Fossett ordeal may be over for family
By Alton K. Marsh

Newly discovered bone fragments found at the crash site of adventurer Steve Fossett on Oct. 29 are believed to be human, according to California’s Madera County Sheriff John P. Anderson. The fragments will now be tested for DNA that could link them to Fossett. Testing had been inconclusive, or negative, on fragments found earlier in October.

“Pending DNA results, I believe our coroner’s investigation is over and the Fossett family will finally have closure,” Anderson said. 

To make certain a thorough search was conducted before the winter season set in, three Madera County Sheriff’s deputies, along with five volunteers from the Mono County Sheriff’s search and rescue team, returned to the site one last time on Oct. 29. Before the day was over, the recovery team found a number of items that include: skeletal remains (bones), a pair of tennis shoes, credit cards, and Steve Fossett’s Illinois state driver’s license.

The bones found Oct. 29—a little over a half-mile east of the Steve Fossett crash site in the Ansel Adams Wildreness—are believed to be human.
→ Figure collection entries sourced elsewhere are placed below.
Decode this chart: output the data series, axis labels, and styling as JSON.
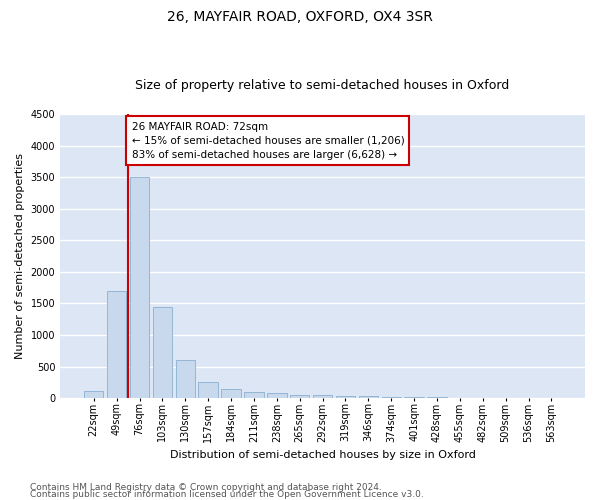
{
  "title": "26, MAYFAIR ROAD, OXFORD, OX4 3SR",
  "subtitle": "Size of property relative to semi-detached houses in Oxford",
  "xlabel": "Distribution of semi-detached houses by size in Oxford",
  "ylabel": "Number of semi-detached properties",
  "categories": [
    "22sqm",
    "49sqm",
    "76sqm",
    "103sqm",
    "130sqm",
    "157sqm",
    "184sqm",
    "211sqm",
    "238sqm",
    "265sqm",
    "292sqm",
    "319sqm",
    "346sqm",
    "374sqm",
    "401sqm",
    "428sqm",
    "455sqm",
    "482sqm",
    "509sqm",
    "536sqm",
    "563sqm"
  ],
  "values": [
    110,
    1700,
    3500,
    1450,
    600,
    250,
    150,
    100,
    80,
    55,
    45,
    40,
    30,
    20,
    15,
    10,
    8,
    6,
    5,
    4,
    3
  ],
  "bar_color": "#c8d8ed",
  "bar_edge_color": "#8ab0d0",
  "highlight_index": 2,
  "annotation_text": "26 MAYFAIR ROAD: 72sqm\n← 15% of semi-detached houses are smaller (1,206)\n83% of semi-detached houses are larger (6,628) →",
  "annotation_box_edge_color": "#cc0000",
  "red_line_color": "#cc0000",
  "ylim": [
    0,
    4500
  ],
  "yticks": [
    0,
    500,
    1000,
    1500,
    2000,
    2500,
    3000,
    3500,
    4000,
    4500
  ],
  "footer_line1": "Contains HM Land Registry data © Crown copyright and database right 2024.",
  "footer_line2": "Contains public sector information licensed under the Open Government Licence v3.0.",
  "fig_bg_color": "#ffffff",
  "plot_bg_color": "#dce6f5",
  "grid_color": "#ffffff",
  "title_fontsize": 10,
  "subtitle_fontsize": 9,
  "axis_label_fontsize": 8,
  "tick_fontsize": 7,
  "annotation_fontsize": 7.5,
  "footer_fontsize": 6.5
}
There were no remains found when searches combed through the crash site on Oct. 2, although they did extract what initially appeared to be a single bone fragment that day. On the following day, search crews found three more thumbnail-sized specimens after the wreckage of the plane had been removed. An anthropologist analyzed the pieces discovered that day, along with the first four fragments found earlier in the month. He was able to rule out all but two.

Unable to determine whether or not those two bones were human, Anderson had them delivered to a state forensics lab to test for human DNA profiling. The results were inconclusive.